2. Il ressort des termes mêmes de ce document, conjointement établi, ainsi qu'il a été dit, par le préfet des Pyrénées-Orientales, le préfet de l'Aude et le président du comité régional des pêches maritimes et des élevages marins d'Occitanie, qu'il entend seulement, dans le cadre d'un processus de concertation engagé depuis plusieurs années, manifester une volonté commune de leurs signataires que ne soient plus installés les barrages à poissons du grau de la Corrège et du grau Saint-Ange à compter de l'année 2022. S'il formalise à ce titre l'engagement de la représentation professionnelle des pêcheurs auprès de l'Etat, il s'apparente ainsi à une déclaration conjointe dépourvue de valeur juridique et de force contraignante. Cette convention ne saurait, par suite, être regardée comme ayant le caractère d'un acte susceptible de faire l'objet d'un recours pour excès de pouvoir. La demande tendant à son annulation, présentée devant le tribunal administratif de Montpellier, était donc irrecevable.
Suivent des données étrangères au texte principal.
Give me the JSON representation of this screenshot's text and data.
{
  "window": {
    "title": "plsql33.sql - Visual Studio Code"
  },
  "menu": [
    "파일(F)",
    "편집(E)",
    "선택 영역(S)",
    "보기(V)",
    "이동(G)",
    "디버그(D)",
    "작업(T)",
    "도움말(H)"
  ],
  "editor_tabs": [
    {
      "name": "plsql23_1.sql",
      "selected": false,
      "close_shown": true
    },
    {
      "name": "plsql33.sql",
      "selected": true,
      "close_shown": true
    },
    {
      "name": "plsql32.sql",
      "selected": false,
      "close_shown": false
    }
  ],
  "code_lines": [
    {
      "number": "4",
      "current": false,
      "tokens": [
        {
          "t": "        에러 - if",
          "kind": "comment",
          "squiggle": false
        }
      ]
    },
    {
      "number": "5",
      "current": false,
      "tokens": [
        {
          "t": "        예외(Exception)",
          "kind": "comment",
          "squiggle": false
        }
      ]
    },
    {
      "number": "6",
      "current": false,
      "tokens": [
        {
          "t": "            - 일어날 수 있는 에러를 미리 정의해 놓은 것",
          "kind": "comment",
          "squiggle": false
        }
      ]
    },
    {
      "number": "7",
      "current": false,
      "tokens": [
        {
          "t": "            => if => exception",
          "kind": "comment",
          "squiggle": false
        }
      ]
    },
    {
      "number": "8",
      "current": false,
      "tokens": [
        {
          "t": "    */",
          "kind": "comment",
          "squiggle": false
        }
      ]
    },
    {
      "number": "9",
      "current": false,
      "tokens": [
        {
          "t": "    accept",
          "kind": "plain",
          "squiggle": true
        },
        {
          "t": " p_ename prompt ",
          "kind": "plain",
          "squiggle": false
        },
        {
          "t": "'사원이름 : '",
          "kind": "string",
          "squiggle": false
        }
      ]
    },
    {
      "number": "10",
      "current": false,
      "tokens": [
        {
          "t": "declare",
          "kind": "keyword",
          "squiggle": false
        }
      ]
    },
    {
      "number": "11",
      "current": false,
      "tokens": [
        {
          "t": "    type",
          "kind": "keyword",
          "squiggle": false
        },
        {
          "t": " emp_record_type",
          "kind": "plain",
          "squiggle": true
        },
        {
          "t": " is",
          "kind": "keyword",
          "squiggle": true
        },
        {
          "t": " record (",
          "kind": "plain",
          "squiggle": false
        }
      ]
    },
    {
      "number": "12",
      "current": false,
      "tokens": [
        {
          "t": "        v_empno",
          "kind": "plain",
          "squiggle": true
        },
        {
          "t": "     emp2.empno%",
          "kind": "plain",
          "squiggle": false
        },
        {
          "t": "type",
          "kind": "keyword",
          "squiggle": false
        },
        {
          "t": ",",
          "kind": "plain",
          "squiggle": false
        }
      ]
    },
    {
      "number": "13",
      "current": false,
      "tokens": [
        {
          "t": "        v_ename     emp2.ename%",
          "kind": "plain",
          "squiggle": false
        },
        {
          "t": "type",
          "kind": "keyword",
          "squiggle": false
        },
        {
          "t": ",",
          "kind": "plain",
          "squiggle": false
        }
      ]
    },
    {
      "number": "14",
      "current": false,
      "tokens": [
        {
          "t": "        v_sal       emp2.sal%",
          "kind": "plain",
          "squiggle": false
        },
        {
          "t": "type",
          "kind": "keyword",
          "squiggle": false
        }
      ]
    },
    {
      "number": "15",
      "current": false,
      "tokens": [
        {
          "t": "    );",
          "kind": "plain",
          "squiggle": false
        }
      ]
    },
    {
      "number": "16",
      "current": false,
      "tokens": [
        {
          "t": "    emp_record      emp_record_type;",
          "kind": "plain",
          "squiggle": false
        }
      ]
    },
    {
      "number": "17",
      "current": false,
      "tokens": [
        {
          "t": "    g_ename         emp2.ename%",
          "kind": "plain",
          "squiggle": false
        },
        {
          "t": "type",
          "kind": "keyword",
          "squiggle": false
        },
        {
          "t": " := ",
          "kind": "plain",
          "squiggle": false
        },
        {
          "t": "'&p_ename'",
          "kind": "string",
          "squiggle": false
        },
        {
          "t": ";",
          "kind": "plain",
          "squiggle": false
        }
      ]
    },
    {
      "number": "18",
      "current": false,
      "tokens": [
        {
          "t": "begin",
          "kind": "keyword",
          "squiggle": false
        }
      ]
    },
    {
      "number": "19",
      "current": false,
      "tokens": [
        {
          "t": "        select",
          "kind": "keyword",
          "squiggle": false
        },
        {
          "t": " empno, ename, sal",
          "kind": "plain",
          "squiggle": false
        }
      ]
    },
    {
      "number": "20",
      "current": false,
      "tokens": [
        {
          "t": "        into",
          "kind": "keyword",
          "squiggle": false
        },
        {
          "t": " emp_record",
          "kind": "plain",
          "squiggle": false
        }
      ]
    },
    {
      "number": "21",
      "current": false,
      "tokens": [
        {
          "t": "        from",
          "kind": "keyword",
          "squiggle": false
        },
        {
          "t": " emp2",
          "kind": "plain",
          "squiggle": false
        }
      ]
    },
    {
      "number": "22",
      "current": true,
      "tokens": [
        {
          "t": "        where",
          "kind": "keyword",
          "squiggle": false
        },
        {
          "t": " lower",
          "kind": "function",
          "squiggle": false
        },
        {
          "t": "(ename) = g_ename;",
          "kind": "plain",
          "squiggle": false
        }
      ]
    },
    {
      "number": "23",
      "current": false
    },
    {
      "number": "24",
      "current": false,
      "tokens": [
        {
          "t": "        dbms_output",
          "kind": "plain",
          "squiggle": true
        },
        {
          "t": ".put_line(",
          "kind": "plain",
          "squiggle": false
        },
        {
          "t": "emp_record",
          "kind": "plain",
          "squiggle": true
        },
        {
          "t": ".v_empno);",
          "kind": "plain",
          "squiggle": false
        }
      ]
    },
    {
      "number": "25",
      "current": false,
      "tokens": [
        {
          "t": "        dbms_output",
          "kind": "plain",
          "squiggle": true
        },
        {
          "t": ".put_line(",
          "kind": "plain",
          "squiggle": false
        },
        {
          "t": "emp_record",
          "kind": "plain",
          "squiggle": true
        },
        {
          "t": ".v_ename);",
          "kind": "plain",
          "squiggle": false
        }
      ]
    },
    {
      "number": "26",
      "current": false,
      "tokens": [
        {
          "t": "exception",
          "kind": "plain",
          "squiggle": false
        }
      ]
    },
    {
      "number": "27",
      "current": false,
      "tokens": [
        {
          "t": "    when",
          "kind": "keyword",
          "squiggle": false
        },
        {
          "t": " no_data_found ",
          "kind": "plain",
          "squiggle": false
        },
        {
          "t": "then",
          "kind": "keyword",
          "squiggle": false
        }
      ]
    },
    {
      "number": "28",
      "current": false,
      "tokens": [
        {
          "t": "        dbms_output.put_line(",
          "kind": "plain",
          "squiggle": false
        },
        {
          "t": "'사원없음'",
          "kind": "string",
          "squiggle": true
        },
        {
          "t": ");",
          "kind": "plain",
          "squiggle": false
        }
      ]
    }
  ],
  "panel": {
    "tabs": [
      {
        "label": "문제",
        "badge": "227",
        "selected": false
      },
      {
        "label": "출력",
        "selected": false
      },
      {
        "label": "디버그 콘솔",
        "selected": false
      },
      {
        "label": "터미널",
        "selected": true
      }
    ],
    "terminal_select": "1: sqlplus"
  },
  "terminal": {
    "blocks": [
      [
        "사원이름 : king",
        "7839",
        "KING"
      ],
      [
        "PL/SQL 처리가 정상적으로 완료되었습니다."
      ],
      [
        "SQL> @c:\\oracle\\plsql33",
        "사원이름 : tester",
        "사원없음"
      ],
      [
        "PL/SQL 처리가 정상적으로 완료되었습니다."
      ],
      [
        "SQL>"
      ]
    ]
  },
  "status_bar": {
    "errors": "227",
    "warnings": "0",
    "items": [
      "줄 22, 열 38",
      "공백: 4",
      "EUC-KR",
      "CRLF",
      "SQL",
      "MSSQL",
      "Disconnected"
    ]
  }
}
3. Il résulte de tout ce qui précède que les requérants ne sont pas fondés à se plaindre de ce que, par le jugement attaqué, le tribunal administratif de Montpellier a rejeté leur demande tendant à l'annulation de la convention signée les 18 et 20 octobre 2021.

4. Les dispositions de l'article L. 761-1 du code de justice administrative font obstacle à ce que soit mis à la charge de l'Etat, qui n'est pas dans la présente instance la partie perdante, le versement de quelque somme que ce soit sur leur fondement.

D E C I D E :

Article 1er : La requête de M. R et autres est rejetée.

Article 2 : Le présent arrêt sera notifié à M. P R, représentant désigné, pour l'ensemble des requérants, au ministre de l'agriculture et de la souveraineté alimentaire, au comité régional des pêches maritimes et des élevages marins d'Occitanie et à la commune de Leucate.

Copie en sera adressée au préfet des Pyrénées-Orientales et au préfet de l'Aude.

Délibéré après l'audience du 20 juin 2024, où siégeaient :

- M. Barthez, président,

- M. Lafon, président assesseur,

- Mme Restino, première conseillère.

Rendu public par mise à disposition au greffe le 4 juillet 2024.

Le rapporteur,

N. Lafon

Le président,

A. Barthez

Le greffier,

F. Kinach

La République mande et ordonne au ministre de l'agriculture et de la souveraineté alimentaire en ce qui le concerne ou à tous commissaires de justice à ce requis en ce qui concerne les voies de droit commun contre les parties privées, de pourvoir à l'exécution de la présente décision.